My husband and I went to a veterinarian dinner meeting last Tuesday night. The company was entertaining, the food was excellent. I’d expected that, but I sure hadn’t expected the emotional impact of the second speaker’s presentation.
I was in awe and in near tears, listening to Dr. Darrow, a veterinarian from a small town in rural Iowa. He spoke about his college years at Iowa State, where he was on the track team. At a recent track team reunion, he learned of a tragedy: a Kenyan member of the team had lost his little girl, Sharon, to rabies after she was bitten by a rabid dog. Unbelievable though it seems, 24,000 people die of rabies in Africa every year. Mostly children, mostly bitten by the domesticated dogs which wander freely in the villages.
The news about Sharon affected Dr. Darrow so deeply that he began planning a mission trip to Kenya. His goal was to find some helpers and donations of rabies vaccine, and then vaccinate as many dogs, cats and donkeys for rabies as they could. And last January, it happened. Named Sharon’s Project, after that little girl, he and his helpers vaccinated 14,997 dogs, almost 2000 cats and 600 donkeys in areas where no one has enough money for their own health care, much less vet care for their animals. People in remote villages swarmed to the vaccination sites with their pets and any strays they could gather, for rabies deaths in that country are far too common.

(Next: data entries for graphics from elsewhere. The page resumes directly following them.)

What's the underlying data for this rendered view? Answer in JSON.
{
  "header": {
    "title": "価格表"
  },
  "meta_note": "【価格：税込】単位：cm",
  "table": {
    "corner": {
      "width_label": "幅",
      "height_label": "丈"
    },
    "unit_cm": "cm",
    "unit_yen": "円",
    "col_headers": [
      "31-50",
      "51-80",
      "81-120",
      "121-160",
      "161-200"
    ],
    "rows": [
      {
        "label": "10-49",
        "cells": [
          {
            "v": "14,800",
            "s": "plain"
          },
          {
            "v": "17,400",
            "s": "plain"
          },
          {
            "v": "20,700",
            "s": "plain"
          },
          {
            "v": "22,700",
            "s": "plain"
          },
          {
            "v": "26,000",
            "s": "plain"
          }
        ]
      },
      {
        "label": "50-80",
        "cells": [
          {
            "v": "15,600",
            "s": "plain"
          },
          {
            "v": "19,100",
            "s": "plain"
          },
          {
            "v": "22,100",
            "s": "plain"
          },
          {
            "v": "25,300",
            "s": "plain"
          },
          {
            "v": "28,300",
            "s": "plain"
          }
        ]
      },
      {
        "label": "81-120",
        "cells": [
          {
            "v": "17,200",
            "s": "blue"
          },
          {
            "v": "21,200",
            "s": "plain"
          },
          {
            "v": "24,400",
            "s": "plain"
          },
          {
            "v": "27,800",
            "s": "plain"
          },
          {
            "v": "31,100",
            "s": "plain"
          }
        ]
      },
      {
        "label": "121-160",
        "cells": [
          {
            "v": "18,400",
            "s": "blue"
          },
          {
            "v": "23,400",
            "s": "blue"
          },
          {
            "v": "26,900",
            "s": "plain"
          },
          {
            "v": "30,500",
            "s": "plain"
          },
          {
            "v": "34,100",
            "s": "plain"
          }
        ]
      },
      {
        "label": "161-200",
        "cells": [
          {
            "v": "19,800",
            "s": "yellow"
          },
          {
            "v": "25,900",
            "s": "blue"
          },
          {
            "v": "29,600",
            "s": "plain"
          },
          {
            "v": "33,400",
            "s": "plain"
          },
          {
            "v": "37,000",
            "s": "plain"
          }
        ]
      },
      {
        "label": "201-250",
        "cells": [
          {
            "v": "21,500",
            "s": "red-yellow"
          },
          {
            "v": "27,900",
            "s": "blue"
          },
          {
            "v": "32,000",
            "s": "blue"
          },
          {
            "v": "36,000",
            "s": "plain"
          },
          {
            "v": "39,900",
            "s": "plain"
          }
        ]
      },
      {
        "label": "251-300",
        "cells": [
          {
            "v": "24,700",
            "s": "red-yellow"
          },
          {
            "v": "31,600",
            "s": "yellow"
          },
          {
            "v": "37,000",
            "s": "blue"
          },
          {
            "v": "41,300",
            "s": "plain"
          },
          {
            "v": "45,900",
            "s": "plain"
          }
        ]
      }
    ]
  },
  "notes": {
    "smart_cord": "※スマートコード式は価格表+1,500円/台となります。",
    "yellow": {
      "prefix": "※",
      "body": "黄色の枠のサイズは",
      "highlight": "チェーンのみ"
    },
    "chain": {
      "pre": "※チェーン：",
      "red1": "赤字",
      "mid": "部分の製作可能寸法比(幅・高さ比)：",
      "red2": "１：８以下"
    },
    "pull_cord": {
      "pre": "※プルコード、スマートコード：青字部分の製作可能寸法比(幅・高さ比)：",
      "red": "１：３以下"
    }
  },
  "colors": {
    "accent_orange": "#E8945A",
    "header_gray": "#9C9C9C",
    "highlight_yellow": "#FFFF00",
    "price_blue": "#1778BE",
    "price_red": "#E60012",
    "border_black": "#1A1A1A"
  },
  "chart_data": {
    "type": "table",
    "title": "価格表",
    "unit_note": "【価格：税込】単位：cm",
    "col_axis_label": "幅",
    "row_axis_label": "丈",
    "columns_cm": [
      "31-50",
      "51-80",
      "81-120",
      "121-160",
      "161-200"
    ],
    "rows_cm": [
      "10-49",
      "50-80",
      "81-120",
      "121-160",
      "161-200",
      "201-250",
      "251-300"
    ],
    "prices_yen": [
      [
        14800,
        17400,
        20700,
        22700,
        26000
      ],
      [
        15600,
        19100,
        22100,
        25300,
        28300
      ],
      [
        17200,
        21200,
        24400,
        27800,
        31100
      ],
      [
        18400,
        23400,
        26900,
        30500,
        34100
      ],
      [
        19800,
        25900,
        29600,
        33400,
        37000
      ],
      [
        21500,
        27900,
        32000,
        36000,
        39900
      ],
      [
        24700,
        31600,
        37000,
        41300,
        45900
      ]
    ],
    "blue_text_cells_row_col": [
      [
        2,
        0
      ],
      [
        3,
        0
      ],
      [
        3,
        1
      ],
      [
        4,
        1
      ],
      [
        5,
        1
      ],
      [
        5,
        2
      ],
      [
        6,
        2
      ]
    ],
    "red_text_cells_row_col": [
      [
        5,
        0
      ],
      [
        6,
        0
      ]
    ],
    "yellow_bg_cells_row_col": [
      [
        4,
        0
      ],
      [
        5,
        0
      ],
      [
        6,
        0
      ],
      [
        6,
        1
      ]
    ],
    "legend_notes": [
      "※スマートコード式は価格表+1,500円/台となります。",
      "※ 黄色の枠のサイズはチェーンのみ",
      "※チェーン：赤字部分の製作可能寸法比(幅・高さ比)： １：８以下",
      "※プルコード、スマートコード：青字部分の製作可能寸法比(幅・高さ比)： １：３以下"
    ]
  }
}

For Dr. Darrow’s second trip, coming up in January, Merck Labs has already promised to donate 90,000 doses of rabies vaccine. And now, he dreams of finding a way to fund and set up a medical clinic for the villagers in the area. Isn’t it wild how a chance encounter in life can lead to so much more?
When I got home, I wondered if there might be anything on YouTube about the project, and sure enough there is, at http://youtu.be/dQ7lGcP1Pms. Do watch the video….the first couple minutes are of Sharon’s grieving parents and are a little hard to understand, but the statistics and images in the video just took my breath away.
This isn’t some major group spearheading this effort–in fact, the video just had 104 views at the time I am writing this post. Just one man asked himself why even one child had to die from rabies in that country…and the fact that he followed through on his concern is now making such a difference.
Goes to show that when someone says, “I’m just one person–there’s nothing I can do” he is sooooo wrong!